Documentation

VRAMPilot n'a besoin de rien d'autre pour tourner : pas d'installation de llama.cpp, pas de téléchargement manuel d'un binaire llama-server — le moteur d'inférence est récupéré et vérifié en SHA-256 au premier lancement. Cette page couvre l'installation, le fonctionnement de l'échelle de récupération, ce qui est persisté, le comportement du watchdog, et les prérequis.

Installation

Téléchargez la version pour votre OS depuis la page de téléchargement — Windows, Linux ou macOS. Il n'y a rien d'autre à installer.

Au lancement, une interface web locale s'ouvre dans votre navigateur sur http://127.0.0.1:8770 — collez un chemin de modèle .gguf, cliquez sur Launch, et discutez. Tout reste sur votre machine, et un endpoint compatible OpenAI est exposé pour n'importe quel client.

Vous préférez le terminal ? Le même moteur governor dispose d'une interface en ligne de commande (la commande vrampilot / python -m vrampilot.cli) — les commandes montrées dans cette page en sont la forme CLI. Le téléchargement ci-dessus est la façon de le lancer aujourd'hui.
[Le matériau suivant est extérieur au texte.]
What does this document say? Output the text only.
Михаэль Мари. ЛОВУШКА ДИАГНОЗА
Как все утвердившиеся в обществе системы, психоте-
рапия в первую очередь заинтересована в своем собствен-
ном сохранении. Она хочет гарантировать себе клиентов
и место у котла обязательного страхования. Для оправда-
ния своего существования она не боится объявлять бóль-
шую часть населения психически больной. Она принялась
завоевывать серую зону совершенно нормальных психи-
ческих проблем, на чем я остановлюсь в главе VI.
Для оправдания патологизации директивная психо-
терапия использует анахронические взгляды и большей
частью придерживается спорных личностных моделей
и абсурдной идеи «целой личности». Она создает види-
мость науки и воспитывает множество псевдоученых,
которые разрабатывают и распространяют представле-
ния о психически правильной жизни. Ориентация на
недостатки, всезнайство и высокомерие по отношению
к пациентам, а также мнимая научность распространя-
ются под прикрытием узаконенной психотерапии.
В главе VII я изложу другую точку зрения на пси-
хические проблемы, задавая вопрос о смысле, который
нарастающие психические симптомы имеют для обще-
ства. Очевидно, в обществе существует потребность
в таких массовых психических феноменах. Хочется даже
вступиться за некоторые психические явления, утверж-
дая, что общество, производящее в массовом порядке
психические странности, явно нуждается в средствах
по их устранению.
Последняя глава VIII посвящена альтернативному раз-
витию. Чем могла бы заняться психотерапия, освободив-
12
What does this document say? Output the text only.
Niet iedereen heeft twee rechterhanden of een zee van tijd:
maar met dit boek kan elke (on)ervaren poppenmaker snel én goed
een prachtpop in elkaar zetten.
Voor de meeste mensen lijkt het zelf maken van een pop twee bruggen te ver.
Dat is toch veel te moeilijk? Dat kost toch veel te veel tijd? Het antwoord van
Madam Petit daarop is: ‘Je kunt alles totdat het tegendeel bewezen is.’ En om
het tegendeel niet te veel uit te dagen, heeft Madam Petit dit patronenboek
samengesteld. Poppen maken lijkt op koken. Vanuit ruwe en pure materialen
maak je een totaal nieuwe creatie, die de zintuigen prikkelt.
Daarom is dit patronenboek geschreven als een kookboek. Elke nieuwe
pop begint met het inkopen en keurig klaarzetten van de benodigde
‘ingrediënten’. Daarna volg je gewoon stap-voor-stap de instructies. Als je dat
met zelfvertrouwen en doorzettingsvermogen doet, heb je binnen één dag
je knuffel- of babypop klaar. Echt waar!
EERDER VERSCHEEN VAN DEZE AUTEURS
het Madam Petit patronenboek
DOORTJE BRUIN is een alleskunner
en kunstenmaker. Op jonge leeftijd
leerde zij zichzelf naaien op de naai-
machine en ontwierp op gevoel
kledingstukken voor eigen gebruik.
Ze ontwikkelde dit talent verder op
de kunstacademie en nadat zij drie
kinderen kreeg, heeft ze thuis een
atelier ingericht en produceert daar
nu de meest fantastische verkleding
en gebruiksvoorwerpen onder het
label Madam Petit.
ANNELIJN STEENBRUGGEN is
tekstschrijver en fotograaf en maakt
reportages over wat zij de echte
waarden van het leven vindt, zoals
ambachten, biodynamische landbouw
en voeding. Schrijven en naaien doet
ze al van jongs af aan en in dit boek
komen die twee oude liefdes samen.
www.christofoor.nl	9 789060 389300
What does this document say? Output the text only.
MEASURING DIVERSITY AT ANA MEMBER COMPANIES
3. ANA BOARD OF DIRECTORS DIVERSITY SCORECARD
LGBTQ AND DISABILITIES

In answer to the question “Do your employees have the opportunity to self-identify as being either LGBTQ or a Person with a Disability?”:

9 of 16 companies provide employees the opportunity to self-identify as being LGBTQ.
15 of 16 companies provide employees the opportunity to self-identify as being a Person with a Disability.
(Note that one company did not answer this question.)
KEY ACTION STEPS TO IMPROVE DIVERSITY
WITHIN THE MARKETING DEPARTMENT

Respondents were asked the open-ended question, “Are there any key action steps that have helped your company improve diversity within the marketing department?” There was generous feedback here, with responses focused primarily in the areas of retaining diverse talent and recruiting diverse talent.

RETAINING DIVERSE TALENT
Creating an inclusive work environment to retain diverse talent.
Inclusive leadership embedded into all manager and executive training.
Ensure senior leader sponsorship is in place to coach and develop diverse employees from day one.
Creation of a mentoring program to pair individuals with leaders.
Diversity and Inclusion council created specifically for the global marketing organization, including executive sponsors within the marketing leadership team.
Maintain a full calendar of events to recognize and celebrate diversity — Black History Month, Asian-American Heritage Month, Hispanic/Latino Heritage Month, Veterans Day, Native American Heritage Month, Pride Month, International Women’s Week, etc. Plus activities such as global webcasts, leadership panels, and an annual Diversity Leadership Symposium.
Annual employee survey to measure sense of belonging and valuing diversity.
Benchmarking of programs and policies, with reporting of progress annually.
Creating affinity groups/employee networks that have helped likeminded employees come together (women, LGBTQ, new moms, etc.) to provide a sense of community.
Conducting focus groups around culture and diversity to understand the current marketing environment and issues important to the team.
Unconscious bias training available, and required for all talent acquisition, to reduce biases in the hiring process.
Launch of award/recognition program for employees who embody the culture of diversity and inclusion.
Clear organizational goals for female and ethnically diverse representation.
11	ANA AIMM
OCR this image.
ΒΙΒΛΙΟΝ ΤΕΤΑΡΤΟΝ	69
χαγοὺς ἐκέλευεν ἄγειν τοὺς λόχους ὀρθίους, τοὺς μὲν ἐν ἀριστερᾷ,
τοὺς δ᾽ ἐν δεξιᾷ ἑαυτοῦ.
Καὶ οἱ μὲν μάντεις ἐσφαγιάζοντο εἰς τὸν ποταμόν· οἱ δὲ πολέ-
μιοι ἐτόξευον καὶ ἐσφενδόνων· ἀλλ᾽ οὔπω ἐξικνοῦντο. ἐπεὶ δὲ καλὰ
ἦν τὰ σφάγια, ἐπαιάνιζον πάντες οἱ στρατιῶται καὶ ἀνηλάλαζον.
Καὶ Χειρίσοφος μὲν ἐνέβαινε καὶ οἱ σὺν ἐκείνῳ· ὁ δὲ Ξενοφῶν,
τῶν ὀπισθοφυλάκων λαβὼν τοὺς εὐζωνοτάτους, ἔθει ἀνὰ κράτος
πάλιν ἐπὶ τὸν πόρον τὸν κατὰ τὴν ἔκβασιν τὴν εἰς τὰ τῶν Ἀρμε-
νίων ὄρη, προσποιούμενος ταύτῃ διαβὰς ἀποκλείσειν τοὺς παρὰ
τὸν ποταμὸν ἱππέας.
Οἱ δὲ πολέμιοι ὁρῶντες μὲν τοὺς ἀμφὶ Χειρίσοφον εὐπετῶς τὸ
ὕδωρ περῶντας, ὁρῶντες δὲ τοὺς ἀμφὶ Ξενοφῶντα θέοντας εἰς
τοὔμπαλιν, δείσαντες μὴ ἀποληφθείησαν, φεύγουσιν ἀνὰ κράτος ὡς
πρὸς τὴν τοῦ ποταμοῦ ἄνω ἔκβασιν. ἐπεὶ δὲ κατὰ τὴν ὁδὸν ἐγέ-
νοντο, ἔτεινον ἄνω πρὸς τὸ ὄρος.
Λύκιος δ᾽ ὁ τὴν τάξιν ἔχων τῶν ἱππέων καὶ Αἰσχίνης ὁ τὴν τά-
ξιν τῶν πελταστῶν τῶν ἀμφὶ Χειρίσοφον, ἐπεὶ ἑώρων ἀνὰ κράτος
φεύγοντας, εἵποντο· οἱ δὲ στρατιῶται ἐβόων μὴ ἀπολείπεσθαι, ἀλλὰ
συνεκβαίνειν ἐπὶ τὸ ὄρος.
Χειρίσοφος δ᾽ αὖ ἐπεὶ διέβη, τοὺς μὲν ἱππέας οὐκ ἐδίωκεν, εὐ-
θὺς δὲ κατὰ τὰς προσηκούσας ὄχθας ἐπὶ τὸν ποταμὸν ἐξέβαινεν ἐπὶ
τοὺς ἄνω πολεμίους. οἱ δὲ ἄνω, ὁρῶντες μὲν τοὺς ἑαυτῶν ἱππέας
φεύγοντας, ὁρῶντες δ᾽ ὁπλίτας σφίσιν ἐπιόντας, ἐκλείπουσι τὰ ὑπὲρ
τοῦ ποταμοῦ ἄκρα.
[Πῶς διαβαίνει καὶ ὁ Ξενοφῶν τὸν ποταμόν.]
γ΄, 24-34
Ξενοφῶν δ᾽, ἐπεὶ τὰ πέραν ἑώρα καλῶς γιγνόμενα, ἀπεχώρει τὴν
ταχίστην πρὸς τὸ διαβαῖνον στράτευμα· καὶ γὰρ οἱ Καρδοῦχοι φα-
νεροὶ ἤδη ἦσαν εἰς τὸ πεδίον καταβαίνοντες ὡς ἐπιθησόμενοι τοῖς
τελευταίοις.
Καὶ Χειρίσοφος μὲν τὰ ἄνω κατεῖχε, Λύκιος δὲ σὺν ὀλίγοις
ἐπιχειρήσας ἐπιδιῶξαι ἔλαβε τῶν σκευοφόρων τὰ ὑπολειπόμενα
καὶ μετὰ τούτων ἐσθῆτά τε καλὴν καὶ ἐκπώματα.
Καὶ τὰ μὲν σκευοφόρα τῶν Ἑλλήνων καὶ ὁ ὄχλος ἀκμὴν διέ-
Comment fonctionne l'échelle de récupération

Quand le serveur ne démarre pas (ou démarre mais ne peut pas générer de token), VRAMPilot lit le log d'erreur, le classifie comme out-of-memory, se replie d'un cran, et réessaie. L'ordre est conçu pour préserver le plus de capacité :

  1. La précision du KV-cache d'abord (f16 -> q8_0 -> q4_0). Cela réduit le KV-cache tout en gardant votre contexte complet. C'est lossy sur le raisonnement long — le rapport le dit.
  2. Puis réduire le contexte — divisé par deux jusqu'à ce que ça tienne.
  3. Puis décharger davantage vers le CPU — plus d'expert-offload MoE, ou moins de couches GPU pour les modèles denses.
  4. Le plancher — si rien ne tient, il le dit honnêtement au lieu de faire semblant.

Exemple validé (trace brute dans validation/RESULTS.md) : face à une configuration volontairement impossible à 262144 de contexte, il a récupéré à 131072 de contexte — 4x plus qu'un repli sur le seul contexte n'en aurait gardé — et a servi une vraie réponse.

Le détecteur d'OOM reconnaît les chaînes d'erreur CUDA, Vulkan, ROCm et Metal.

Persistance

Chaque configuration qui a réellement démarré est persistée par (empreinte machine, hash de l'en-tête du modèle, contexte demandé) dans une base SQLite locale, ~/.governor/configs.db (le moteur garde le nom « governor » à dessein). En append-only : une configuration qui ne marche plus est gardée en historique, jamais écrasée. Le lancement suivant démarre directement sur la configuration connue-bonne ; un changement de driver ou de GPU invalide l'entrée et déclenche un nouveau plan.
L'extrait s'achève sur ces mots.